A transcript of the January 3 segment can be found below:

9:00 tease

CHUCK TODD: The 112th Congress gets sworn in on Wednesday. Will the first month of a Republican-led House be known for relitigating the past, pushing for repeal of health care, focus on investigation? Is that really the first impression the Republican Congress wants to leave with the American public, or are they going to keep their focus on spending and the economy? Yesterday, with the Sunday shows, Savannah, it was interesting, the headlines seemed to be about the past.

9:13

CHUCK TODD: Meanwhile, the President returns tomorrow to that new political order. Battles ahead apparently over health care, more so than maybe he thought, spending and, of course, the debt limit. Republican strategist Republican strategist Kevin Madden is a former press secretary and incoming Speaker John Boehner and Anita Dunn was communications director in the Obama White House. Welcome to you both. Happy New Year. Happy New Year.

ANITA DUNN: Happy New Year.

KEVIN MADDEN: Happy New Year. Happy new year.

TODD: Kevin, let me start with you on the headlines that were generated off the Sunday shows yesterday. If you were still in your old job with John Boehner, do you want the headlines to be about investigations and relitigating health care, or do you want them to be about spending and jobs and making government smaller?

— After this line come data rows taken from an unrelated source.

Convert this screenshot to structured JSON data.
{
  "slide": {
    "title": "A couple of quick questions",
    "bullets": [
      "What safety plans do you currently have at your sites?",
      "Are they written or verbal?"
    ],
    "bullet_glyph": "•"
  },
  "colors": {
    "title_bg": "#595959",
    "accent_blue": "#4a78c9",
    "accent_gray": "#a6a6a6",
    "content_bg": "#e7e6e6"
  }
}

KEVIN MADDEN: The latter, but I do think you have to recognize that the public right now is very unhappy with the way Washington is working. So, where you use the word investigations, I would use the word oversight. Where you would say they're looking into things that seem to be trivial, I think it's a new era of accountability. And that's what people voted for when they voted for President Obama, but they were very unhappy with his performance. And now you have essentially a new Republican Congress that is bringing in an era of accountability and challenging the status quo. So, I think it's aligned with a lot of popular sentiment.

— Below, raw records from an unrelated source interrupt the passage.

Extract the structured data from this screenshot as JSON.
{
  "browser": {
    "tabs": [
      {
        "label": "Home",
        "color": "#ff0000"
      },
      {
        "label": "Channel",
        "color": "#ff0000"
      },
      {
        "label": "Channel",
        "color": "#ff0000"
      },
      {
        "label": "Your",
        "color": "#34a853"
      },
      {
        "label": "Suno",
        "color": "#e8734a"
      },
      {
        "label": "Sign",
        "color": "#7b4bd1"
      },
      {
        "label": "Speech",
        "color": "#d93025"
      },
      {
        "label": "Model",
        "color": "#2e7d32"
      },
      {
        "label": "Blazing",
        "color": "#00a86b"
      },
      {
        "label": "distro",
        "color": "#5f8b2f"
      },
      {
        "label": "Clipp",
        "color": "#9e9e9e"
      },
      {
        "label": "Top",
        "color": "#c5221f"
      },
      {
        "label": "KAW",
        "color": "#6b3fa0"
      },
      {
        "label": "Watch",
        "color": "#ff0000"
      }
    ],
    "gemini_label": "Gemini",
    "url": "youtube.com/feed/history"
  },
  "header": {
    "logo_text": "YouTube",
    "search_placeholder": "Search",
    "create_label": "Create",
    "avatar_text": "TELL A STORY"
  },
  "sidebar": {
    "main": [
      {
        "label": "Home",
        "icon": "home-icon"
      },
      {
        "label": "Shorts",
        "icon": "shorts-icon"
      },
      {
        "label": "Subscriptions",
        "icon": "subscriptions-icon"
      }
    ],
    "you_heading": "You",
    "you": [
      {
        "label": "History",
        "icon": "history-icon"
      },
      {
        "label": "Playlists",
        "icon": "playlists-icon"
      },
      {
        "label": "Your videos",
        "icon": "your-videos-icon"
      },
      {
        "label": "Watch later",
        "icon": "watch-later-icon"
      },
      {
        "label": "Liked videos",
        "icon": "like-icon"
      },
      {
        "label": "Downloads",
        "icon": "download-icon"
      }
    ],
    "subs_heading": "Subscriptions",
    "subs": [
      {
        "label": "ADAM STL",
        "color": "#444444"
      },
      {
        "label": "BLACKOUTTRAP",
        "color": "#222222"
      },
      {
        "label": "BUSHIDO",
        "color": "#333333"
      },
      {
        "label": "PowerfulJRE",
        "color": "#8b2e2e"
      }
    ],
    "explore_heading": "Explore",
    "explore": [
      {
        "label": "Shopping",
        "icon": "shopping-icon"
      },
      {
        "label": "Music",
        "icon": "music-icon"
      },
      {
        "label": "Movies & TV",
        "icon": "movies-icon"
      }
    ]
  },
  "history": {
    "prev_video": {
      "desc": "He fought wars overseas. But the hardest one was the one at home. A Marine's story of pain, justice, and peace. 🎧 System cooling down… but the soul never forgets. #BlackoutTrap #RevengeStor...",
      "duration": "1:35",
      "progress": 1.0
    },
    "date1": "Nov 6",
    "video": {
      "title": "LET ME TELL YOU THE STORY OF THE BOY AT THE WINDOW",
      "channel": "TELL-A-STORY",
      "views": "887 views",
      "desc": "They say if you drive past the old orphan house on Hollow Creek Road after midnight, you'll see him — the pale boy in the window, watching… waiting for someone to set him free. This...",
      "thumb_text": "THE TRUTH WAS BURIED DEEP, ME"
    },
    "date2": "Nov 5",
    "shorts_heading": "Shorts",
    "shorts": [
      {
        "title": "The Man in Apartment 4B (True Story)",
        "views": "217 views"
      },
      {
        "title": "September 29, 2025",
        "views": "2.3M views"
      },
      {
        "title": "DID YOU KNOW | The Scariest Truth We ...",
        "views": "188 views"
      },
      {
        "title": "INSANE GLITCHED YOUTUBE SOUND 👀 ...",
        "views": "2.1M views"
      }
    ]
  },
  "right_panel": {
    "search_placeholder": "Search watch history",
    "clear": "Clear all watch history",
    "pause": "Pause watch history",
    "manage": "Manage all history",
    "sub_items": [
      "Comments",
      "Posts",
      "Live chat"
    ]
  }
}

SAVANNAH GUTHRIE: So, Anita, what should the White House's response be? You could go relitigate the health care debate, if that's where Republicans want to take it or you could ignore the Republicans, say, it's the law of the land and focus on jobs and the economy. What do you think the White House will do?

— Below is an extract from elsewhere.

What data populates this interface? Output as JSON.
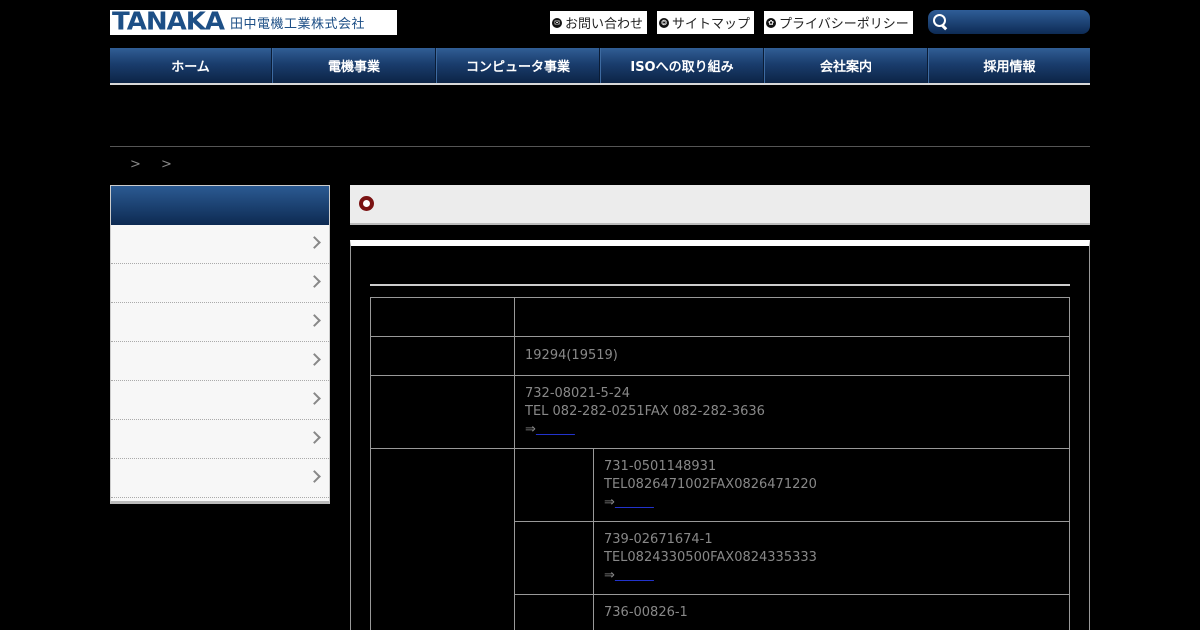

ANITA DUNN: Well, Savannah, I think it's amusing that republicans having spent so much time in 2010 arguing that the Democrats should be spending more time on jobs and less time on health care, now spend time on health care, which is now something that's the law of the land. And they're talking about taking benefits away from people and I think that that's- you know starting the year taking benefits against people, taking protections that the insurance companies now have to give people. That people have fought for for years, right? Taking, you know, having a symbolic vote to take that away does set a tone here. I think that if, you know, the White House has the opportunities here, first of all, to define the health law in a way that it's never been defined before, because now we are talking about taking benefits away from people that they are enjoying. And so, that what the Republicans stand for. And more to the point, I think that the White House has the opportunity to really define the economic argument here, thanks to the Republicans deciding to go down the kind of investigations, take away benefits, and most importantly, abandoning the idea of pay-go for huge parts of the budget.